Nor is this the time to open new bank accounts (not tied to an existing lender agreement) and squirrel away dollars for a secret war chest. Credibility will be lost.
It is also important to be flexible, nimble and ready to adapt and evolve at a moment’s notice. Closely monitor market trends. Keep them in perspective, especially stock market gyrations. The S&P 500 might be indicating the emergence of a bull market; but is it just a sucker’s rally or the beginning of something else?
Thou Shalt Not
While there are absolutely best practices for these times, what should companies and business owners not be doing? We’ve talked about not hiding information or embarking on a strategy that the bank is not made aware of. Here are a few additional areas to consider:
- Mergers & Acquisitions: Thinking of taking action? Don’t act too hastily. Even when under intense financial pressure, you need some type of “face time” to look a potential partner or acquirer/acquiree in the eye. Can you trust someone you have perhaps only met virtually or on a call? Slow down until you can actually sit down across the table from someone and really hash things out, understanding that this may be weeks out.
- Major Projects/Capital Expenditures: Again, slow down and consider all factors carefully when contemplating a big commitment that would cause a cash outflow. This also dovetails with valuation issues as valuing any transaction is very difficult in today’s marketplace. Patience is a virtue. So is being cautious and prudent – and your lenders will appreciate it.
- Risk Management: Don’t rest on laurels here. A big part of risk management is your insurance so check your insurance policies. You could have business interruption benefits coming. Are certain policy premiums based on business activity that might be reduced? Have you recently sold off particular assets that no longer need to be insured? Check the paperwork and the fine print.
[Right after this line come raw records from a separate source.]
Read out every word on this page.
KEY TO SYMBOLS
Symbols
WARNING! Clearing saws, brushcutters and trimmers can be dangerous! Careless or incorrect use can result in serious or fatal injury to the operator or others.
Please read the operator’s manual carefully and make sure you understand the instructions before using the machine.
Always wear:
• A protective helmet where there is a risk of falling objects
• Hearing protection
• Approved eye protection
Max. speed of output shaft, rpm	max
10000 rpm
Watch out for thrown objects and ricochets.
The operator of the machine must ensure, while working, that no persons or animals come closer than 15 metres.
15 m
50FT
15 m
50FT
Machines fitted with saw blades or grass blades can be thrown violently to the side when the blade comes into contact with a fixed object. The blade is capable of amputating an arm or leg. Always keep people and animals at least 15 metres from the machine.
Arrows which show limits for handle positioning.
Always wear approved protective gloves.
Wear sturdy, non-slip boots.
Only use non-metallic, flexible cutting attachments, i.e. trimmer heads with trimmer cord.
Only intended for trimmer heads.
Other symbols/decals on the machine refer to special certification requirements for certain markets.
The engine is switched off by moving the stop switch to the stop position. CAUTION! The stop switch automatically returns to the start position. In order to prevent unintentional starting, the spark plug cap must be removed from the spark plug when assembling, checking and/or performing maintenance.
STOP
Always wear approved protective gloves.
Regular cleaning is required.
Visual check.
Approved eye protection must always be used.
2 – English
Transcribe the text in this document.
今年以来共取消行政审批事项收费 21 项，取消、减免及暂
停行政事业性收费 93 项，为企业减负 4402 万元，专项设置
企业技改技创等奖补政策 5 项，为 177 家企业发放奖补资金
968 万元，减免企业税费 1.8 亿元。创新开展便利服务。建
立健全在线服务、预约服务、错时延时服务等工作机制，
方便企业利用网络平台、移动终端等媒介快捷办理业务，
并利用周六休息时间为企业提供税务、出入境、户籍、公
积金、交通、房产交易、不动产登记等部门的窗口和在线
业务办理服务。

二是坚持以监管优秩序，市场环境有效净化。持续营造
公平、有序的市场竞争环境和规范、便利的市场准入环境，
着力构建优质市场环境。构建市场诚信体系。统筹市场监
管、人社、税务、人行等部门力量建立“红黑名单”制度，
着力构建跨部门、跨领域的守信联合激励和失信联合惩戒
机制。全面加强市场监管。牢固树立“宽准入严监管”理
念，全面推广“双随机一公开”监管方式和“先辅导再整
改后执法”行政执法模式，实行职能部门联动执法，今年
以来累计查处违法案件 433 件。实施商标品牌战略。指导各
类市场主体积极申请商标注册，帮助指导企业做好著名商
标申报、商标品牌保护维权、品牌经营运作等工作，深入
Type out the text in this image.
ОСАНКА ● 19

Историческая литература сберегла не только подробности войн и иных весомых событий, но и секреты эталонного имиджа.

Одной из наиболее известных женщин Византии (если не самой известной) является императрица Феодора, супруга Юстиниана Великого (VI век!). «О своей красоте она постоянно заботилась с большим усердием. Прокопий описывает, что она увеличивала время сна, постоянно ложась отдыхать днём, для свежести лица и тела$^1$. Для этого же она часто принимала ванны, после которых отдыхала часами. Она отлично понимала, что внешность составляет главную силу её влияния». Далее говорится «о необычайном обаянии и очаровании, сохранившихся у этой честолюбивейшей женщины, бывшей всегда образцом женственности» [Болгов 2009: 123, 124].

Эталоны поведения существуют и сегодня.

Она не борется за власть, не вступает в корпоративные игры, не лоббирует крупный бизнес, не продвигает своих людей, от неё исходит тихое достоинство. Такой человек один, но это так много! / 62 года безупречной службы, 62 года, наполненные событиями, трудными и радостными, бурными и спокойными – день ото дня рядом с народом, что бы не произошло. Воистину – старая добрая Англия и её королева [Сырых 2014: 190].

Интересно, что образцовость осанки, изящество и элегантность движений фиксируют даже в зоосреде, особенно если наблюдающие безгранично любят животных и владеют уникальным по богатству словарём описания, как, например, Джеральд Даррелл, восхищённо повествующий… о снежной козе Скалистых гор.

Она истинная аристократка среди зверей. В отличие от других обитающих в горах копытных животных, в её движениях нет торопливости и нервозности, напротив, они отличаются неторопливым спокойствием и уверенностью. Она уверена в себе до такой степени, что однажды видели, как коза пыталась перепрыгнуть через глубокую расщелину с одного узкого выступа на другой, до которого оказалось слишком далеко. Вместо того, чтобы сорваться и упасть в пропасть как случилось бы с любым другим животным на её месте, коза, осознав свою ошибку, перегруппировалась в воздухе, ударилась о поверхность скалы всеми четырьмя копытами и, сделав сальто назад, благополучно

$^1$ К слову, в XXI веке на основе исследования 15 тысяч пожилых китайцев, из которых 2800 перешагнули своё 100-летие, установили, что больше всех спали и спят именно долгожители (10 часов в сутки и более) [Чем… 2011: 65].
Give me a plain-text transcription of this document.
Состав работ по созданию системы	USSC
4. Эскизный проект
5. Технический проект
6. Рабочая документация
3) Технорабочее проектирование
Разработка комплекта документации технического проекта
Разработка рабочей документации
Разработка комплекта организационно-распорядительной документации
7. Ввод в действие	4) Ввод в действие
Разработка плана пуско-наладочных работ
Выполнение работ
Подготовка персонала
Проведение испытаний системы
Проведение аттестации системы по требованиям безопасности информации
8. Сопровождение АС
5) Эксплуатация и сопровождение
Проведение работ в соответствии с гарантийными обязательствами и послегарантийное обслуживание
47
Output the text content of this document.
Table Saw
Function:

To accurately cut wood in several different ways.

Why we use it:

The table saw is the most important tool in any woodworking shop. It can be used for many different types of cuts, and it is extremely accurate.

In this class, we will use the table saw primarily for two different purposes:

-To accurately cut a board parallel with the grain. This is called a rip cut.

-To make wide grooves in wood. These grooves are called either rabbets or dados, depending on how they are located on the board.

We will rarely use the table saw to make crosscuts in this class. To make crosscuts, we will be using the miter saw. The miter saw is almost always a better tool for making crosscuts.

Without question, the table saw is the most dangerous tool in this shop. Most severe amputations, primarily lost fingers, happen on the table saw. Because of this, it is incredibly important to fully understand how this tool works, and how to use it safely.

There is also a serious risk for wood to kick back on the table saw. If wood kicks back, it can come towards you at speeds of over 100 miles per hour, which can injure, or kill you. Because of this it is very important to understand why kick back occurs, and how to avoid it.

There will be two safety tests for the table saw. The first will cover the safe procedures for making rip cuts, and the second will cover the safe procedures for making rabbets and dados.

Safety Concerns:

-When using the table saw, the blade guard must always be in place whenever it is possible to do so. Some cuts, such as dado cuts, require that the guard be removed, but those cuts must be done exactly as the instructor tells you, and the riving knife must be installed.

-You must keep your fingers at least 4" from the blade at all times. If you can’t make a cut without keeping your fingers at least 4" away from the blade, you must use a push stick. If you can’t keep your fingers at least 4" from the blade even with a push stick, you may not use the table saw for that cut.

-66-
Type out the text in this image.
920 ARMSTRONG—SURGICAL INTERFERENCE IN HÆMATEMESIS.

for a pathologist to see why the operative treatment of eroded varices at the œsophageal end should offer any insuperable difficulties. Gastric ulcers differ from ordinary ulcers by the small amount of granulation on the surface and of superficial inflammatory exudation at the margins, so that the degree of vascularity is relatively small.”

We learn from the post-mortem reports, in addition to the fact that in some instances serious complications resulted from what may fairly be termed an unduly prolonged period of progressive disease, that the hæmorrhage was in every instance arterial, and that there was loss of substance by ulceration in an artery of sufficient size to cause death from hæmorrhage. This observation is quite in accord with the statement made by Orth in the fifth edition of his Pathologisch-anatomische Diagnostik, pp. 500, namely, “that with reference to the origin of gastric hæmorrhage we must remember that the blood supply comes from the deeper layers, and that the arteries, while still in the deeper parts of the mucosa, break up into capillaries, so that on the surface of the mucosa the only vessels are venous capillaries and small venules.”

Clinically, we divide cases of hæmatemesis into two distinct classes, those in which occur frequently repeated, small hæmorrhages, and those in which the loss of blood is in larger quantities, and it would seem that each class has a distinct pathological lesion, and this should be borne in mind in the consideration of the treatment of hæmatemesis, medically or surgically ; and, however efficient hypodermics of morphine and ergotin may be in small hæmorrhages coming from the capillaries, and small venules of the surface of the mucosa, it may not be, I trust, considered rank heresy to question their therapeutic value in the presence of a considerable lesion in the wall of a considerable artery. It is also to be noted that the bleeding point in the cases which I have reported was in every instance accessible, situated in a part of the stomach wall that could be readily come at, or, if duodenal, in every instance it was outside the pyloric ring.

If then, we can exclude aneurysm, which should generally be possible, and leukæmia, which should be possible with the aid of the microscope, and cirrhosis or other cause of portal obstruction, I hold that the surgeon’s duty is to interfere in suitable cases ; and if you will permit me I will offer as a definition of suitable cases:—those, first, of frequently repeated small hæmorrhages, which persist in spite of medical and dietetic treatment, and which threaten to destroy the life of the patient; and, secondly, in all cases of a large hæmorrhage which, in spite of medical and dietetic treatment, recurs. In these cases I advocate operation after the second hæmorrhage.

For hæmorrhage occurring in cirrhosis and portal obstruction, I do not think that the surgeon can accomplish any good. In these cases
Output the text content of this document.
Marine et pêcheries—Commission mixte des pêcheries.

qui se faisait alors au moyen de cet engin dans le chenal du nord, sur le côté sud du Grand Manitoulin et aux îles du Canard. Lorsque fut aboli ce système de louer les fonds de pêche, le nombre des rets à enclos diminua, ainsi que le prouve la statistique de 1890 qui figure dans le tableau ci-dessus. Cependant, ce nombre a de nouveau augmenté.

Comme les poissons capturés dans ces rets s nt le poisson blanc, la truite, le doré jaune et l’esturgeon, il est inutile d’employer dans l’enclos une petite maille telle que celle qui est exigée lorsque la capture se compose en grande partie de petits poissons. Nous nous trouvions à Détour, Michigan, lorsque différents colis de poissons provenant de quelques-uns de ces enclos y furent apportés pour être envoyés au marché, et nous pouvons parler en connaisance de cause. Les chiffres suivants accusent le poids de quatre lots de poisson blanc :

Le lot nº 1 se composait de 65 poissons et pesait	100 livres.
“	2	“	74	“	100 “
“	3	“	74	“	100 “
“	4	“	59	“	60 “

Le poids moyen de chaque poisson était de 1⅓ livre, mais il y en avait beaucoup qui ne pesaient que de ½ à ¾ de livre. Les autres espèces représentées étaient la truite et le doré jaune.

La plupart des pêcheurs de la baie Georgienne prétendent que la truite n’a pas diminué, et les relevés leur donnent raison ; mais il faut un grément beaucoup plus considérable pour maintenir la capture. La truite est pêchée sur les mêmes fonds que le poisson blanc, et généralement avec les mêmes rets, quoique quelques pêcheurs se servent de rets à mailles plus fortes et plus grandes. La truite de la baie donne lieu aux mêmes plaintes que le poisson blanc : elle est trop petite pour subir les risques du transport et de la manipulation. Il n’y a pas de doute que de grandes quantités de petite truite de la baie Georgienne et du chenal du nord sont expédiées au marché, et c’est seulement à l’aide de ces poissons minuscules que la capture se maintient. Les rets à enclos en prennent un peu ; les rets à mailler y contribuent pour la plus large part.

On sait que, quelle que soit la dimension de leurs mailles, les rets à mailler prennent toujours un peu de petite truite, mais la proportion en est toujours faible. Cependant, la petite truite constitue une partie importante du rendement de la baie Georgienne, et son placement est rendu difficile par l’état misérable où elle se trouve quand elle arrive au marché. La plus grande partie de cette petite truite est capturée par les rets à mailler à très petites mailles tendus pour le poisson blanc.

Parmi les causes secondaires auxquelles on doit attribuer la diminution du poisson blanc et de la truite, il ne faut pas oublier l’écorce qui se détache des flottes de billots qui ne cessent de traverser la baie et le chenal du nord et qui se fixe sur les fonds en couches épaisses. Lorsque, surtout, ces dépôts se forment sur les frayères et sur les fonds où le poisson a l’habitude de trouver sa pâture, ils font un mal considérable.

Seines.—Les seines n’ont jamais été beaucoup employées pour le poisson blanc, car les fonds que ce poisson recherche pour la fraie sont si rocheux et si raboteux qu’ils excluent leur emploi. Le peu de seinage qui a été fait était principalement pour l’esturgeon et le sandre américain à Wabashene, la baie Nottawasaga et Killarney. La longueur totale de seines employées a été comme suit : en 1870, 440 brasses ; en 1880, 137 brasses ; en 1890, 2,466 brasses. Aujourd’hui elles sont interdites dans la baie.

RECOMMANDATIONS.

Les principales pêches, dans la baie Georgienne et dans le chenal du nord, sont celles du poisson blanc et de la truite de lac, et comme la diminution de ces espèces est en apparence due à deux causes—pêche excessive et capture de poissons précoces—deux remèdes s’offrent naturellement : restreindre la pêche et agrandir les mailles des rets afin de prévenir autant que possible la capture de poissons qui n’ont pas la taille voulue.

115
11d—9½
- The “Day-to-Day”: It is easy – perhaps even human nature – to fall back into a rigid routine as a way of coping with stress and crisis. Don’t do it. Now is the time for leadership, including CEOs, CFOs and controllers, to devote more time (perhaps 25-50 percent) to seeking creative ways to stay informed and, in turn, work to live another day. Stay informed – including the shifting developments on what our Federal, State and local governments are saying, doing and mandating.
At the same, time, be even more attentive to the nuts and bolts of the day to day. Make sure your numbers are accurate and the books are solid. And if that means taking extra time to make sure all receivables are collected and there are no surprises, then take it. Used to relying on emails? Pick up the phone. Used to bi-weekly meetings? Make them weekly or even daily if necessary. Move beyond your comfort zone – even consider talking to your competition – to seek out additional perspectives and bounce ideas around.
There is an old adage that says: “People want to do business with people they know and trust.” Today, it could not be more apropos. If you have not in a while, dust off the old tenets and “tried and trues” of commerce and operational strategy and let them form a strong foundation on which to build new approaches and creative thinking.
We will get through this. But before we can come out of more possible government-imposed isolation, we must embrace change and an openness to pivoting and evolution. That is the real key to survival.